The 2016 hypothesis is confirmed

“Of course not,” smiled Urs Gasser. This physicist has been studying the miraculous contraction of microgels in colloids for the past ten years. Together with a group of researchers, he published a paper in 2016 explaining the phenomenon. In summary, in this situation, the polymer particles consist of long carbon chains. They carry a weak negative charge at one end. These chains form a ball, the microgel. This can be thought of like a ball of wool, with the properties of a sponge. Thus, this hologram contains negative point charges that attract positively charged ions in the liquid. The so-called reaction arranges itself around the negative charges in the ball, forming a positively charged cloud on the surface of the microgel. As the microgels come close to each other, their charge clouds overlap. This in turn increases the pressure inside the liquid, which compresses the microgel particles until a new equilibrium is reached.
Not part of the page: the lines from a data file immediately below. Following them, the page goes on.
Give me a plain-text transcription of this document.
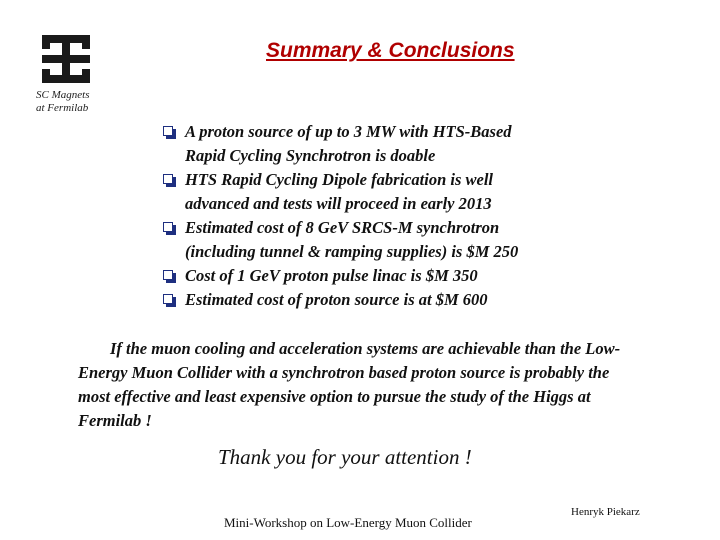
Summary & Conclusions
SC Magnets
at Fermilab
A proton source of up to 3 MW with HTS-Based
Rapid Cycling Synchrotron is doable
HTS Rapid Cycling Dipole fabrication is well
advanced and tests will proceed in early 2013
Estimated cost of 8 GeV SRCS-M synchrotron
(including tunnel & ramping supplies) is $M 250
Cost of 1 GeV proton pulse linac is $M 350
Estimated cost of proton source is at $M 600
If the muon cooling and acceleration systems are achievable than the Low-Energy Muon Collider with a synchrotron based proton source is probably the most effective and least expensive option to pursue the study of the Higgs at Fermilab !
Thank you for your attention !
Mini-Workshop on Low-Energy Muon Collider
Henryk Piekarz
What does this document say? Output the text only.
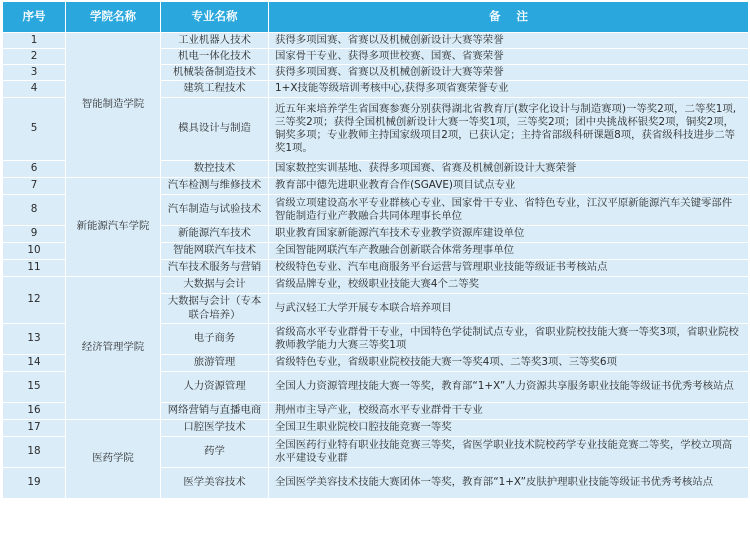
序号	学院名称	专业名称	备    注
1	智能制造学院	工业机器人技术	获得多项国赛、省赛以及机械创新设计大赛等荣誉
2		机电一体化技术	国家骨干专业、获得多项世校赛、国赛、省赛荣誉
3		机械装备制造技术	获得多项国赛、省赛以及机械创新设计大赛等荣誉
4		建筑工程技术	1+X技能等级培训考核中心,获得多项省赛荣誉专业
5		模具设计与制造	近五年来培养学生省国赛参赛分别获得湖北省教育厅(数字化设计与制造赛项)一等奖2项，二等奖1项,三等奖2项；获得全国机械创新设计大赛一等奖1项，三等奖2项；团中央挑战杯银奖2项，铜奖2项，铜奖多项；专业教师主持国家级项目2项，已获认定；主持省部级科研课题8项，获省级科技进步二等奖1项。
6		数控技术	国家数控实训基地、获得多项国赛、省赛及机械创新设计大赛荣誉
7	新能源汽车学院	汽车检测与维修技术	教育部中德先进职业教育合作(SGAVE)项目试点专业
8		汽车制造与试验技术	省级立项建设高水平专业群核心专业、国家骨干专业、省特色专业，江汉平原新能源汽车关键零部件智能制造行业产教融合共同体理事长单位
9		新能源汽车技术	职业教育国家新能源汽车技术专业教学资源库建设单位
10		智能网联汽车技术	全国智能网联汽车产教融合创新联合体常务理事单位
11		汽车技术服务与营销	校级特色专业、汽车电商服务平台运营与管理职业技能等级证书考核站点
12	经济管理学院	大数据与会计	省级品牌专业，校级职业技能大赛4个二等奖
		大数据与会计（专本联合培养）	与武汉轻工大学开展专本联合培养项目
13		电子商务	省级高水平专业群骨干专业，中国特色学徒制试点专业，省职业院校技能大赛一等奖3项，省职业院校教师教学能力大赛三等奖1项
14		旅游管理	省级特色专业，省级职业院校技能大赛一等奖4项、二等奖3项、三等奖6项
15		人力资源管理	全国人力资源管理技能大赛一等奖，教育部“1+X”人力资源共享服务职业技能等级证书优秀考核站点
16		网络营销与直播电商	荆州市主导产业，校级高水平专业群骨干专业
17	医药学院	口腔医学技术	全国卫生职业院校口腔技能竞赛一等奖
18		药学	全国医药行业特有职业技能竞赛三等奖，省医学职业技术院校药学专业技能竞赛二等奖，学校立项高水平建设专业群
19		医学美容技术	全国医学美容技术技能大赛团体一等奖，教育部“1+X”皮肤护理职业技能等级证书优秀考核站点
However, at the time, the team could not provide experimental evidence of a reactive cloud. Together with doctoral students Boyang Zhou and Alberto Fernandez-Nieves of the University of Barcelona, ​​Gasser has now provided that evidence – and it impressively supports the 2016 hypothesis. magazine natural communication.

The SINQ neutron source is important for puzzle solving

This was made possible using neutrons from PSI’s SINQ collision source – along with an experimental trick. Because the reactive cloud in the colloid is so rare, it is not really visible in images of scattered neutrons. The reactions account for no more than one percent of the mass of a microgel. So, Gasser, Zhou and Fernandez-Nieves examined two samples: a colloid in which all the reactions are sodium ions, and another where they are ammonium ions (NH).4). Both of these ions also occur naturally in microgels – and they scatter neutrons differently. Subtracting one image from another leaves the signal of the response. Boyang Zhou: “This seemingly simple solution requires the utmost care in preparing the colloid to make the ion clouds visible. No one has ever measured such a rare ion cloud before.”

Applications in cosmetics and pharmaceuticals

Knowing how soft microgels work in colloids means they can be tailored to suit a wide variety of applications. In the oil industry, they are pumped into underground storage tanks to regulate oil viscosity in wells and facilitate extraction. In cosmetics, they give the cream the desired consistency. Smart microgels, which could contain drugs, could also be envisioned. For example, the particles can react with stomach acid and release the drug by contracting. Or else a microgel might shrink into a small, dense polymer ball as the temperature increases, a sphere that reflects light differently than it does in the swollen state. This can be used as a temperature sensor in narrow liquid channels. Other sensors may be designed to respond to changes in pressure or contamination. Urs Gasser says: “There are no limits to the imagination.